错金山,崖壁洞穴。
陈灵洗将昏迷的林胧月平放在洞中央那块平整的青石上,自己则盘膝坐在她身侧。
洞穴中光线昏暗,只有洞顶那道石缝中漏下来的一小片灰蒙蒙的天光,落在林胧月苍白的脸上,将她的面容映得愈发毫无血色。
陈灵洗伸出手去,手指落在林胧月的额头上。
气海中灵液翻涌,丝丝缕缕的灵炁自他掌心透出,顺着林胧月的眉心,缓缓渗入她的经络之中。
他的灵炁甫一入体,便感知到了那股污秽之炁。
陈灵洗没有理会这些污秽之炁,朝林胧月身躯的更深处探去。
继而他忽然皱眉。
“林胧月身躯中竟还有不凡?”
只因他感知到那股许多灵气。
林胧月的肌骨深处、血肉罅隙之间,处处充溢着一种极为不凡的灵气。
那灵气并非她自行修炼所得,而是天生便存在于她身躯之中,又极为精纯厚重。
“不过,对于林胧月而言,这等灵气,似乎是负担。

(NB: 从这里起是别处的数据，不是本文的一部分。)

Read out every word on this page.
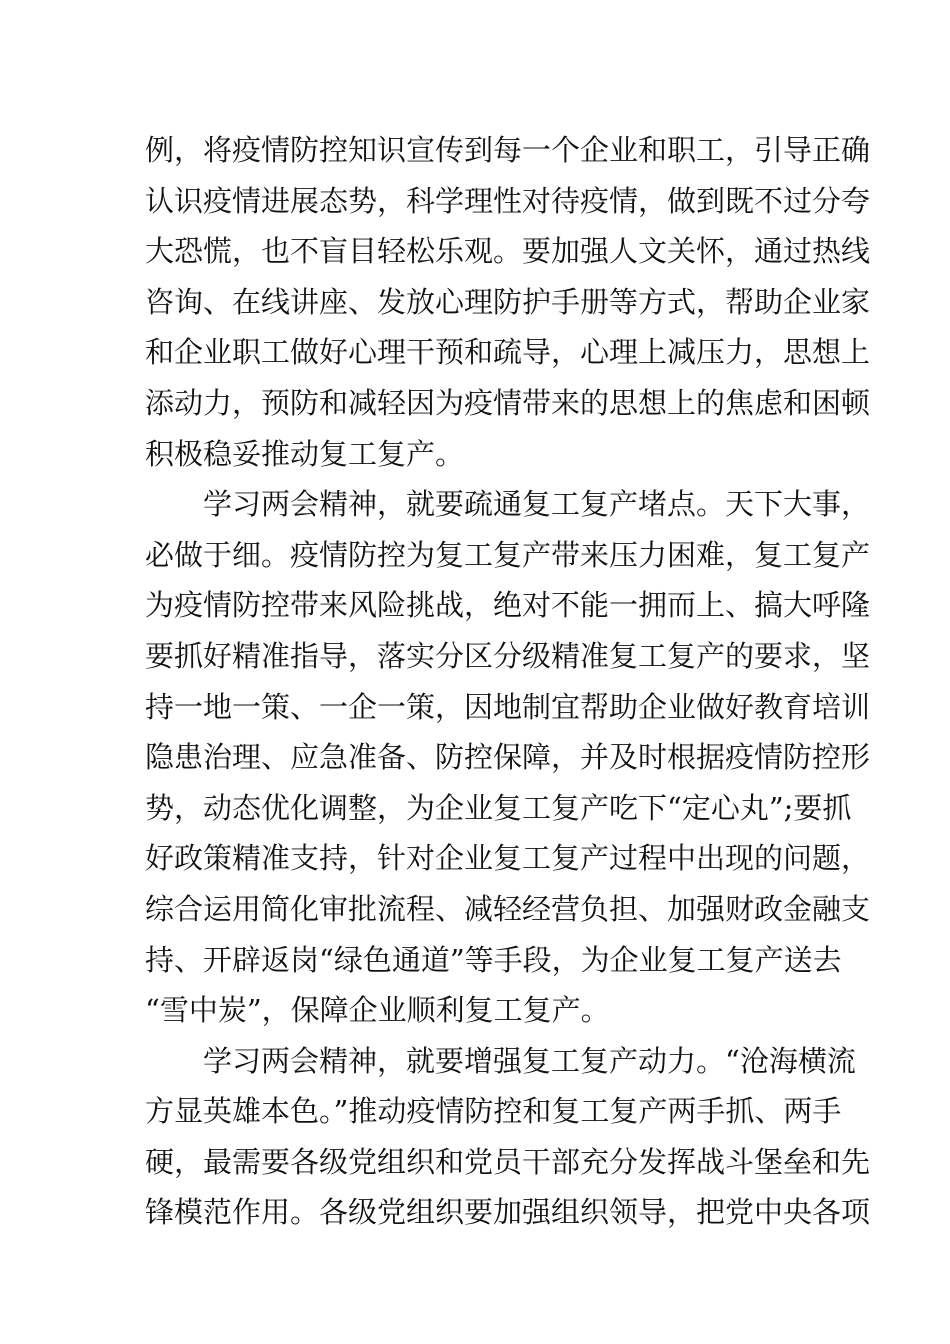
例，将疫情防控知识宣传到每一个企业和职工，引导正确
认识疫情进展态势，科学理性对待疫情，做到既不过分夸
大恐慌，也不盲目轻松乐观。要加强人文关怀，通过热线
咨询、在线讲座、发放心理防护手册等方式，帮助企业家
和企业职工做好心理干预和疏导，心理上减压力，思想上
添动力，预防和减轻因为疫情带来的思想上的焦虑和困顿
积极稳妥推动复工复产。
学习两会精神，就要疏通复工复产堵点。天下大事，
必做于细。疫情防控为复工复产带来压力困难，复工复产
为疫情防控带来风险挑战，绝对不能一拥而上、搞大呼隆
要抓好精准指导，落实分区分级精准复工复产的要求，坚
持一地一策、一企一策，因地制宜帮助企业做好教育培训
隐患治理、应急准备、防控保障，并及时根据疫情防控形
势，动态优化调整，为企业复工复产吃下“定心丸”;要抓
好政策精准支持，针对企业复工复产过程中出现的问题，
综合运用简化审批流程、减轻经营负担、加强财政金融支
持、开辟返岗“绿色通道”等手段，为企业复工复产送去
“雪中炭”，保障企业顺利复工复产。
学习两会精神，就要增强复工复产动力。“沧海横流
方显英雄本色。”推动疫情防控和复工复产两手抓、两手
硬，最需要各级党组织和党员干部充分发挥战斗堡垒和先
锋模范作用。各级党组织要加强组织领导，把党中央各项
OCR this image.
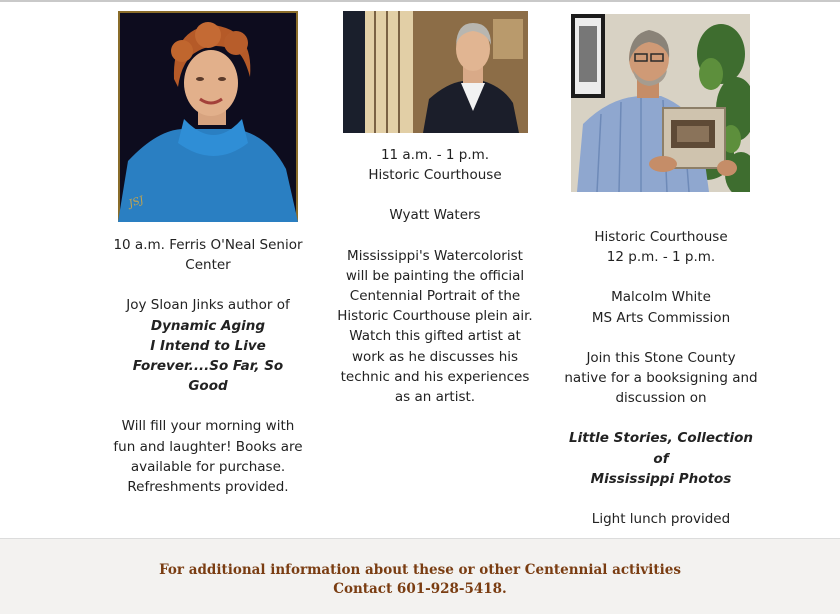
JSJ

10 a.m. Ferris O'Neal Senior

Center

Joy Sloan Jinks author of

Dynamic Aging

I Intend to Live

Forever....So Far, So

Good

Will fill your morning with

fun and laughter! Books are

available for purchase.

Refreshments provided.

11 a.m. - 1 p.m.

Historic Courthouse

Wyatt Waters

Mississippi's Watercolorist

will be painting the official

Centennial Portrait of the

Historic Courthouse plein air.

Watch this gifted artist at

work as he discusses his

technic and his experiences

as an artist.

Historic Courthouse

12 p.m. - 1 p.m.

Malcolm White

MS Arts Commission

Join this Stone County

native for a booksigning and

discussion on

Little Stories, Collection of

Mississippi Photos

Light lunch provided

For additional information about these or other Centennial activities

Contact 601-928-5418.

”
“她不曾修行,无法利用这股灵气强化根骨、躯体,而且……”
陈灵洗眼神一动。
太子的污秽之炁正扎入她肌骨深处,将那充沛的灵气一丝一丝地抽离出来。
“太子的法阵,似乎只是在吸纳林胧月体内的灵气,而那真正的宝炁,还在蛰伏。”
陈灵洗挑眉。
“难道太子嬴池,并未发觉这林胧月真正的不凡?”他心中自问。
陈灵洗思绪及此,便操控灵炁,继续朝林胧月身躯的最深处探去,想去探一探那股宝炁。
旋即他神色上又流露出一丝疑惑。
此刻他的灵炁探入林胧月体内,却无论如何也寻不到那道炁的踪迹了。
它消失了。
准确地说,它蛰伏了。
陈灵洗将灵炁催动到极致,一寸一寸地在林胧月体内搜索。
她的丹田、经脉、骨骼、骨髓、五脏六腑,他一一探过,却都寻不到那道炁的踪迹。
那道炁便如一条受惊的游鱼,当他的灵炁探入时,便悄无声息地沉入了水底最深处的淤泥之中,收敛了所有的光华,掩去了所有的气息,便如从不曾存在过一般。
“明珠暗藏。”陈灵洗收回灵炁,睁开眼睛,喃喃自语。
他低头看着林胧月那张苍白的脸,眉头微微皱起,沉思良久。